A federal judge in California issued an order Tuesday blocking immigration agents nationwide from making arrests inside immigration courts. The decision halts what had been one of the most aggressive aspects of President Donald Trump’s mass deportation campaign.
Judge P. Casey Pitts of the U.S. District Court for the Northern District of California said in his decision that federal officials had violated a key statute governing federal administrative procedures when they changed previous guidelines that restricted civil arrests inside immigration courthouses.
The judge called federal officials’ decision-making processes “arbitrary and capricious,” saying they failed to consider alternative options and dismissed their own prior concerns that courthouse arrests would “disincentivize” immigrants from attending hearings.
The ruling came in a class-action lawsuit challenging Immigration and Customs Enforcement and the Executive Office for Immigration Review, which is part of the Justice Department, over a surge in immigration-related arrests at courthouses and increasingly long detention of immigrants in ICE facilities intended for brief periods.
Pitts was nominated to the federal bench by President Joe Biden.

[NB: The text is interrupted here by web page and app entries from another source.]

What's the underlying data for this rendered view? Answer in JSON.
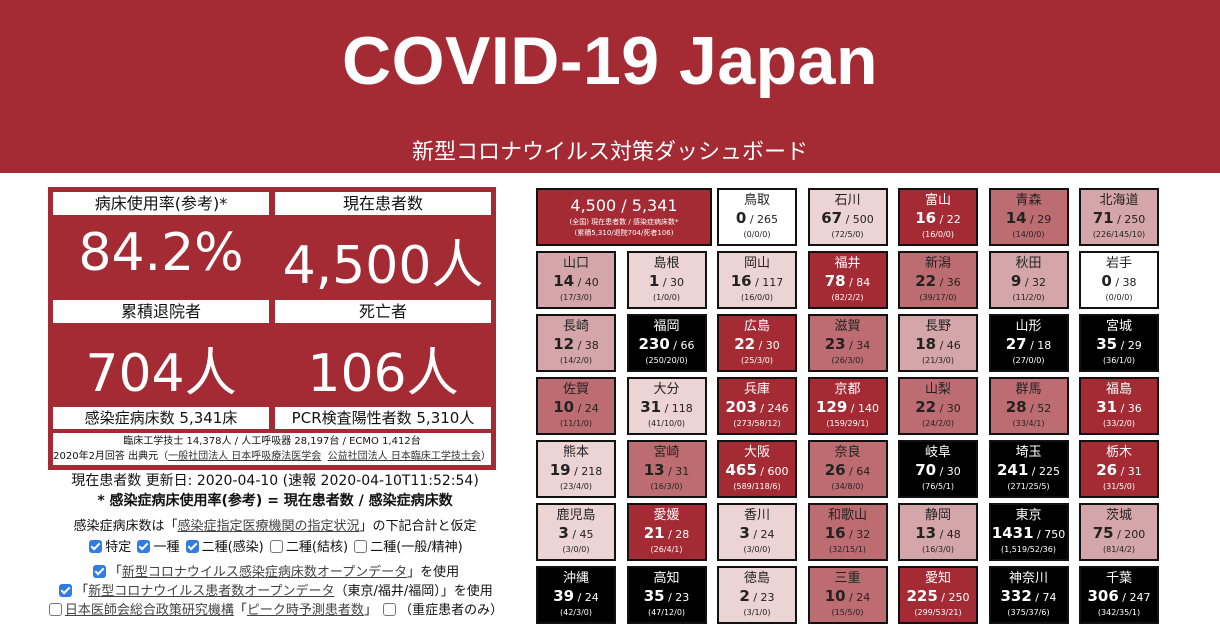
{
  "header": {
    "title": "COVID-19 Japan",
    "subtitle": "新型コロナウイルス対策ダッシュボード"
  },
  "panel": {
    "bed_rate_label": "病床使用率(参考)*",
    "bed_rate_value": "84.2%",
    "current_label": "現在患者数",
    "current_value": "4,500人",
    "discharged_label": "累積退院者",
    "discharged_value": "704人",
    "deaths_label": "死亡者",
    "deaths_value": "106人",
    "beds_footer": "感染症病床数 5,341床",
    "pcr_footer": "PCR検査陽性者数 5,310人",
    "note_line1": "臨床工学技士 14,378人 / 人工呼吸器 28,197台 / ECMO 1,412台",
    "note_line2_prefix": "2020年2月回答 出典元（",
    "note_link1": "一般社団法人 日本呼吸療法医学会",
    "note_link2": "公益社団法人 日本臨床工学技士会",
    "note_line2_suffix": "）"
  },
  "info": {
    "updated": "現在患者数 更新日: 2020-04-10 (速報 2020-04-10T11:52:54)",
    "formula": "* 感染症病床使用率(参考) = 現在患者数 / 感染症病床数",
    "assumption_prefix": "感染症病床数は「",
    "assumption_link": "感染症指定医療機関の指定状況",
    "assumption_suffix": "」の下記合計と仮定",
    "opt_specific": "特定",
    "opt_class1": "一種",
    "opt_class2": "二種(感染)",
    "opt_tb": "二種(結核)",
    "opt_general": "二種(一般/精神)",
    "open_data_prefix": "「",
    "open_data_link": "新型コロナウイルス感染症病床数オープンデータ",
    "open_data_suffix": "」を使用",
    "patients_prefix": "「",
    "patients_link": "新型コロナウイルス患者数オープンデータ",
    "patients_suffix": "（東京/福井/福岡）」を使用",
    "jmari_link": "日本医師会総合政策研究機構",
    "peak_prefix": "「",
    "peak_link": "ピーク時予測患者数",
    "peak_suffix": "」",
    "severe_label": "（重症患者のみ）"
  },
  "summary_cell": {
    "value": "4,500 / 5,341",
    "note1": "(全国) 現在患者数 / 感染症病床数*",
    "note2": "(累積5,310/退院704/死者106)"
  },
  "colors": {
    "brand": "#a42a34",
    "level0": "#ffffff",
    "level1": "#ecd3d4",
    "level2": "#d5a6a9",
    "level3": "#bd6d72",
    "level4": "#a42a34",
    "level5": "#000000"
  },
  "prefectures": [
    {
      "name": "鳥取",
      "cur": "0",
      "beds": "265",
      "sub": "(0/0/0)",
      "level": 0
    },
    {
      "name": "石川",
      "cur": "67",
      "beds": "500",
      "sub": "(72/5/0)",
      "level": 1
    },
    {
      "name": "富山",
      "cur": "16",
      "beds": "22",
      "sub": "(16/0/0)",
      "level": 4
    },
    {
      "name": "青森",
      "cur": "14",
      "beds": "29",
      "sub": "(14/0/0)",
      "level": 3
    },
    {
      "name": "北海道",
      "cur": "71",
      "beds": "250",
      "sub": "(226/145/10)",
      "level": 2
    },
    {
      "name": "山口",
      "cur": "14",
      "beds": "40",
      "sub": "(17/3/0)",
      "level": 2
    },
    {
      "name": "島根",
      "cur": "1",
      "beds": "30",
      "sub": "(1/0/0)",
      "level": 1
    },
    {
      "name": "岡山",
      "cur": "16",
      "beds": "117",
      "sub": "(16/0/0)",
      "level": 1
    },
    {
      "name": "福井",
      "cur": "78",
      "beds": "84",
      "sub": "(82/2/2)",
      "level": 4
    },
    {
      "name": "新潟",
      "cur": "22",
      "beds": "36",
      "sub": "(39/17/0)",
      "level": 3
    },
    {
      "name": "秋田",
      "cur": "9",
      "beds": "32",
      "sub": "(11/2/0)",
      "level": 2
    },
    {
      "name": "岩手",
      "cur": "0",
      "beds": "38",
      "sub": "(0/0/0)",
      "level": 0
    },
    {
      "name": "長崎",
      "cur": "12",
      "beds": "38",
      "sub": "(14/2/0)",
      "level": 2
    },
    {
      "name": "福岡",
      "cur": "230",
      "beds": "66",
      "sub": "(250/20/0)",
      "level": 5
    },
    {
      "name": "広島",
      "cur": "22",
      "beds": "30",
      "sub": "(25/3/0)",
      "level": 4
    },
    {
      "name": "滋賀",
      "cur": "23",
      "beds": "34",
      "sub": "(26/3/0)",
      "level": 3
    },
    {
      "name": "長野",
      "cur": "18",
      "beds": "46",
      "sub": "(21/3/0)",
      "level": 2
    },
    {
      "name": "山形",
      "cur": "27",
      "beds": "18",
      "sub": "(27/0/0)",
      "level": 5
    },
    {
      "name": "宮城",
      "cur": "35",
      "beds": "29",
      "sub": "(36/1/0)",
      "level": 5
    },
    {
      "name": "佐賀",
      "cur": "10",
      "beds": "24",
      "sub": "(11/1/0)",
      "level": 3
    },
    {
      "name": "大分",
      "cur": "31",
      "beds": "118",
      "sub": "(41/10/0)",
      "level": 1
    },
    {
      "name": "兵庫",
      "cur": "203",
      "beds": "246",
      "sub": "(273/58/12)",
      "level": 4
    },
    {
      "name": "京都",
      "cur": "129",
      "beds": "140",
      "sub": "(159/29/1)",
      "level": 4
    },
    {
      "name": "山梨",
      "cur": "22",
      "beds": "30",
      "sub": "(24/2/0)",
      "level": 3
    },
    {
      "name": "群馬",
      "cur": "28",
      "beds": "52",
      "sub": "(33/4/1)",
      "level": 3
    },
    {
      "name": "福島",
      "cur": "31",
      "beds": "36",
      "sub": "(33/2/0)",
      "level": 4
    },
    {
      "name": "熊本",
      "cur": "19",
      "beds": "218",
      "sub": "(23/4/0)",
      "level": 1
    },
    {
      "name": "宮崎",
      "cur": "13",
      "beds": "31",
      "sub": "(16/3/0)",
      "level": 3
    },
    {
      "name": "大阪",
      "cur": "465",
      "beds": "600",
      "sub": "(589/118/6)",
      "level": 4
    },
    {
      "name": "奈良",
      "cur": "26",
      "beds": "64",
      "sub": "(34/8/0)",
      "level": 3
    },
    {
      "name": "岐阜",
      "cur": "70",
      "beds": "30",
      "sub": "(76/5/1)",
      "level": 5
    },
    {
      "name": "埼玉",
      "cur": "241",
      "beds": "225",
      "sub": "(271/25/5)",
      "level": 5
    },
    {
      "name": "栃木",
      "cur": "26",
      "beds": "31",
      "sub": "(31/5/0)",
      "level": 4
    },
    {
      "name": "鹿児島",
      "cur": "3",
      "beds": "45",
      "sub": "(3/0/0)",
      "level": 1
    },
    {
      "name": "愛媛",
      "cur": "21",
      "beds": "28",
      "sub": "(26/4/1)",
      "level": 4
    },
    {
      "name": "香川",
      "cur": "3",
      "beds": "24",
      "sub": "(3/0/0)",
      "level": 1
    },
    {
      "name": "和歌山",
      "cur": "16",
      "beds": "32",
      "sub": "(32/15/1)",
      "level": 3
    },
    {
      "name": "静岡",
      "cur": "13",
      "beds": "48",
      "sub": "(16/3/0)",
      "level": 2
    },
    {
      "name": "東京",
      "cur": "1431",
      "beds": "750",
      "sub": "(1,519/52/36)",
      "level": 5
    },
    {
      "name": "茨城",
      "cur": "75",
      "beds": "200",
      "sub": "(81/4/2)",
      "level": 2
    },
    {
      "name": "沖縄",
      "cur": "39",
      "beds": "24",
      "sub": "(42/3/0)",
      "level": 5
    },
    {
      "name": "高知",
      "cur": "35",
      "beds": "23",
      "sub": "(47/12/0)",
      "level": 5
    },
    {
      "name": "徳島",
      "cur": "2",
      "beds": "23",
      "sub": "(3/1/0)",
      "level": 1
    },
    {
      "name": "三重",
      "cur": "10",
      "beds": "24",
      "sub": "(15/5/0)",
      "level": 3
    },
    {
      "name": "愛知",
      "cur": "225",
      "beds": "250",
      "sub": "(299/53/21)",
      "level": 4
    },
    {
      "name": "神奈川",
      "cur": "332",
      "beds": "74",
      "sub": "(375/37/6)",
      "level": 5
    },
    {
      "name": "千葉",
      "cur": "306",
      "beds": "247",
      "sub": "(342/35/1)",
      "level": 5
    }
  ]
}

The courthouse arrests became a flashpoint in the Trump administration’s crackdown as people who were showing up for routine hearings and check-ins found themselves taken into custody in confrontations in courthouse hallways, with masked ICE agents often tangling with people who sought to aid the immigrants.
Last month, a federal judge in Manhattan barred such arrests in immigration courts in New York City, but Tuesday’s ruling by Pitts prohibits such arrests anywhere in the country.
James Percival, general counsel at the Department of Homeland Security, condemned the ruling, arguing that noncitizens ordered deported by an immigration judge should be treated the same as a defendant convicted of a crime.
“A district judge ordering otherwise is naked judicial activism in service of an anti-American, open borders agenda,” he wrote Tuesday on the social platform X.
Arrests at the main courthouse in downtown Manhattan had led to daily, highly visible scenes of migrants showing up for routine hearings only to be dragged away and separated from their families by ICE agents patrolling the court hallways.
The federal judge in New York, P. Kevin Castel, issued the ruling in May in response to a lawsuit filed by two immigration advocacy groups, which argued the arrests were unconstitutional and had left migrants scared to attend mandatory hearings out of fear of arrest and deportation.
His ruling applied narrowly to two courthouses in New York City, but it left ICE without a reliable pipeline to easily detain noncitizens in the city with the country’s largest immigrant population.
Since the courthouse arrests began nationwide last year, a stark reversal from past practices, DHS has argued that the courts were a convenient place for ICE to detain migrants in safer environments without having to deploy agents to local communities.